Learn the Secret to Improved Focus—and Performance—While Showing
by Daniel Stewart
Heather asks “I stay focused in my lessons but when I show I think about a million different things and completely lose my concentration. Why can’t I focus when it counts?”
What you’re experiencing is quite common, but before I answer your question I’d like to talk about the question itself. Sometimes the way we voice our questions may unintentionally convince us that we own the unwanted condition. If you always ask, “Why can’t I focus…” you’re actually assuming you can’t. To avoid this we should always voice our questions so they assume a strength rather than a weakness like: “How can I learn to focus at shows as well as I do in my lessons?”

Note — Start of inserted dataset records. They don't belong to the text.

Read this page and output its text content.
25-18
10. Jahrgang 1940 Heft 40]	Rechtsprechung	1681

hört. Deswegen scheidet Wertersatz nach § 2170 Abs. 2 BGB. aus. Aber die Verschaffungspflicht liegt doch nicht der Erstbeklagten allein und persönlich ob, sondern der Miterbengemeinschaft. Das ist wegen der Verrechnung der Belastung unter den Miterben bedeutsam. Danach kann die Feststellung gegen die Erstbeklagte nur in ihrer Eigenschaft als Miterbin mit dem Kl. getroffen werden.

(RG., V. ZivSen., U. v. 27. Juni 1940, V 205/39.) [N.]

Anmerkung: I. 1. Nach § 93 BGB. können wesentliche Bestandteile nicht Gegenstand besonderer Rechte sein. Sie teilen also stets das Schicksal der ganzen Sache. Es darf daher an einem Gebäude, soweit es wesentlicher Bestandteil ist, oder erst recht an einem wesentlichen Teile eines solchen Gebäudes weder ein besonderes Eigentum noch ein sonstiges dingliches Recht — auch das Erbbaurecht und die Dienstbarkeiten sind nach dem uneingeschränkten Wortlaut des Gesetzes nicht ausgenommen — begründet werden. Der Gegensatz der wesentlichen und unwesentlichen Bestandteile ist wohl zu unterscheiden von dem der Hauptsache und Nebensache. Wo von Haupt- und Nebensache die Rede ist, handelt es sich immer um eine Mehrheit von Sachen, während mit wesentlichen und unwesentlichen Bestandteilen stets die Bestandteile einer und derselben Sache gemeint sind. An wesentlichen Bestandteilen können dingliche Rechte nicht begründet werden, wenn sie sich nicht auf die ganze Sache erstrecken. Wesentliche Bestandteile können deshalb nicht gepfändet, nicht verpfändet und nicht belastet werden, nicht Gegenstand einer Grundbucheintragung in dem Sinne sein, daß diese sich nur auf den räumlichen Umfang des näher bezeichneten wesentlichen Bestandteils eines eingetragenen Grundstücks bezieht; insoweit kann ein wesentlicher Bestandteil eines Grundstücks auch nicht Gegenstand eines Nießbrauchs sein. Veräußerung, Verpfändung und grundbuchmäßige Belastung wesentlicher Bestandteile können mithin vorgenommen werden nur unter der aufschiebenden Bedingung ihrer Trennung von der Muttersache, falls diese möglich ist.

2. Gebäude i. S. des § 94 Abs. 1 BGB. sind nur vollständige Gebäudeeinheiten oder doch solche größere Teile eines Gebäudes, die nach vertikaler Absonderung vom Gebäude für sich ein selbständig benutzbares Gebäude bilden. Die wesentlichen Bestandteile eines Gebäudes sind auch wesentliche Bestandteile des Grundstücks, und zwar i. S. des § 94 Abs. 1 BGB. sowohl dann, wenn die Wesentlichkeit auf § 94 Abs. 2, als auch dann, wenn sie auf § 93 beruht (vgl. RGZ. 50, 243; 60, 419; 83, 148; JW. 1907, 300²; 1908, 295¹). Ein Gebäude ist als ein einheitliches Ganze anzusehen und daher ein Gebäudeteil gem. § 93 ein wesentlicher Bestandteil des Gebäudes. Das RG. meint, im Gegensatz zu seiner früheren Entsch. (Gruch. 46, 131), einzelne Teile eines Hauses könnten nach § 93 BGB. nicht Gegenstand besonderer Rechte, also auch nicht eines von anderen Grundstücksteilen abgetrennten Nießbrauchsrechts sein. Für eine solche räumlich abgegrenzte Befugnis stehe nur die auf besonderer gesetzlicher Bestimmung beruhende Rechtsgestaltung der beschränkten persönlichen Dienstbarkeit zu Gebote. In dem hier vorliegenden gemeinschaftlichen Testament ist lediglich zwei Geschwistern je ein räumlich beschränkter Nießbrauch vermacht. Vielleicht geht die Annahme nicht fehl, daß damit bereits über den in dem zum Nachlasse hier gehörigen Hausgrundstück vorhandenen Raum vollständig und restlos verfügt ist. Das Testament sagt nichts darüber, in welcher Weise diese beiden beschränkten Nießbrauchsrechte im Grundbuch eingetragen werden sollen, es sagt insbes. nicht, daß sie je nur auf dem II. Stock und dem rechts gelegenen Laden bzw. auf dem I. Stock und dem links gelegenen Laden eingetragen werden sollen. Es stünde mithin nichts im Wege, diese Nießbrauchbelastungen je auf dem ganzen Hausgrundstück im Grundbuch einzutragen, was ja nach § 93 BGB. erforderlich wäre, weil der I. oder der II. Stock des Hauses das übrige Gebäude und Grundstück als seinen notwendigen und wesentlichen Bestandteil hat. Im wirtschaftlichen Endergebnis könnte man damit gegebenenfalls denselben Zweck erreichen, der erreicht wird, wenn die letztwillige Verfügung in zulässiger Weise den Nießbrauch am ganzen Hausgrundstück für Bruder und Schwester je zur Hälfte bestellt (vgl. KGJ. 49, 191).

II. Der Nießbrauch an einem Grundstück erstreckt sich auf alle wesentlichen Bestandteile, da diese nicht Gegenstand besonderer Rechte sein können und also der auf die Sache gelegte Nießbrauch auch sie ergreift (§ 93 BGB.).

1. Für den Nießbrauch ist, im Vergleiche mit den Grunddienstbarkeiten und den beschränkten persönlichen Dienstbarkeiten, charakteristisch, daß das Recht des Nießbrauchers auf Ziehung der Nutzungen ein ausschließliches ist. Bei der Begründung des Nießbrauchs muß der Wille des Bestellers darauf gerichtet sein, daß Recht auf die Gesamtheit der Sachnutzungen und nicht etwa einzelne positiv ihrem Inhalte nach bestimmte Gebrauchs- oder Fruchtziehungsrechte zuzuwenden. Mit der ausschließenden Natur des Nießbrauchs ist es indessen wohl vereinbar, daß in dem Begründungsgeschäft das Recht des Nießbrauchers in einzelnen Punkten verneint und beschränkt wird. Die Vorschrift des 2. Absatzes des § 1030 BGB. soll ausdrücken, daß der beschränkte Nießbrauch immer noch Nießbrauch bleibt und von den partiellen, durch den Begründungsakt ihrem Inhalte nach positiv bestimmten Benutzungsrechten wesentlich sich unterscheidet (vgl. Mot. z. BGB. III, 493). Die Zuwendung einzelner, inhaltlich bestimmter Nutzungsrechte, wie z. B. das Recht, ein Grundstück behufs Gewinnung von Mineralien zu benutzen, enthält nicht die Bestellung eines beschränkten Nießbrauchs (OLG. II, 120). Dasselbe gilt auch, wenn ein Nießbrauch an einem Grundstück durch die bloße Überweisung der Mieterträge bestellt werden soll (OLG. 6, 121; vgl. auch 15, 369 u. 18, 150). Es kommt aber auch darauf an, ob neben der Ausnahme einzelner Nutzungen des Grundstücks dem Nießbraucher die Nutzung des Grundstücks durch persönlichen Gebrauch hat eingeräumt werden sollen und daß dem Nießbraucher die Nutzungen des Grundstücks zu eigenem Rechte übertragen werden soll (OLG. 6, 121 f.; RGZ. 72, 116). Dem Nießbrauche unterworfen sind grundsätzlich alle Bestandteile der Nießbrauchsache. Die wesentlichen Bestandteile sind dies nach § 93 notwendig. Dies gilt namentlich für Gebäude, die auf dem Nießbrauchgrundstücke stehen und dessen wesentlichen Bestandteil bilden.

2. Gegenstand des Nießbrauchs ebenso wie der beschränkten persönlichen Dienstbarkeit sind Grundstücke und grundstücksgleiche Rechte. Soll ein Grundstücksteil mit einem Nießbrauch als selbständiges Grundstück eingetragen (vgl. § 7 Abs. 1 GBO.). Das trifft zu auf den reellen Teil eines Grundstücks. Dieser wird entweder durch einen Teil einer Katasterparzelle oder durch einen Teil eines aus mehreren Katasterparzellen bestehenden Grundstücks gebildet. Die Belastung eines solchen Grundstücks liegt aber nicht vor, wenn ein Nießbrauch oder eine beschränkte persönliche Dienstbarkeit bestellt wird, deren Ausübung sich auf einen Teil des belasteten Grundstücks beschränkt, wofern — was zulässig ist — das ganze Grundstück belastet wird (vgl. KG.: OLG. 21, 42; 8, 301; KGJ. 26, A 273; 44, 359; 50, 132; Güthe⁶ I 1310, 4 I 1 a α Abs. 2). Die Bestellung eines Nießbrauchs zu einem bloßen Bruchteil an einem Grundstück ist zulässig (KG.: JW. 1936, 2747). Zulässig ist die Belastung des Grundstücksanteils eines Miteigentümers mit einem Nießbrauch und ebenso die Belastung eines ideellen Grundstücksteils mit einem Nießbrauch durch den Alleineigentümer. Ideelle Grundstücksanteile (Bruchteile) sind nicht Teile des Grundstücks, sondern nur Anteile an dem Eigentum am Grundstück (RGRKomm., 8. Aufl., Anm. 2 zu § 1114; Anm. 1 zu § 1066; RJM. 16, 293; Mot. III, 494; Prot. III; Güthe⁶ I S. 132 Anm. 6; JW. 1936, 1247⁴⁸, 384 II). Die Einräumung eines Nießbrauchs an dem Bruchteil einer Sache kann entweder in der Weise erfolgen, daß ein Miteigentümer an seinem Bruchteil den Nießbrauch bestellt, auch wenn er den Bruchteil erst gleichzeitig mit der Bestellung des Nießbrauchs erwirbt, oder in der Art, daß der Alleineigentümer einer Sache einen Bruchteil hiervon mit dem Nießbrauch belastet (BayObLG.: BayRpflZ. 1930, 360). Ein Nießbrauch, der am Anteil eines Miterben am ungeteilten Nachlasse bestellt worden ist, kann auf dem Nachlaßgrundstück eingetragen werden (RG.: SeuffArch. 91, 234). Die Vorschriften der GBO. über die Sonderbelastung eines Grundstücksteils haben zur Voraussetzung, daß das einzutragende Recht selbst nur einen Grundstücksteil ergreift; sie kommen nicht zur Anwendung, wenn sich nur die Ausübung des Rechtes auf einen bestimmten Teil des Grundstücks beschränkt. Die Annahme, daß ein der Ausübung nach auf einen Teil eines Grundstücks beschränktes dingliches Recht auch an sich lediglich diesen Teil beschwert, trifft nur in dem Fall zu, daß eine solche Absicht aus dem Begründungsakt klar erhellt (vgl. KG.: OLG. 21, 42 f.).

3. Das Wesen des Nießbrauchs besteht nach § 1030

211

Now back to your question. One of the best ways to stay focused during a competition is to create a small list of things you’d like to focus on. This is called selective attention because you purposely select what you’re going to pay attention to (like your coach’s instructions) instead of letting your mind wander to whatever random thoughts might pop into your head (like previous disappointments).
The good news is that your mind can only focus on one thing at a time. If you’re focusing on your coach’s instructions you literally can’t think about previous disappointments. This is called attention blindness.
An interesting condition called the cocktail party effect can help you understand how this happens. You can probably recall a time when in a noisy crowded room you tried talking to one person while trying to listen to the conversation of another. If you’re like most, you learned that it’s impossible, not because you can’t focus when it counts but because your mind can only really focus on one thought at a time. You just need to define clearly what that thought is going to be!
When it comes to riding, create a very short list of things you’d like to focus on. Write them down well in advance of the competition and repeat them often so they’ll stick with you once you arrive at the show grounds.
Remember to ask yourself: Are you thinking about what you think you should be thinking about?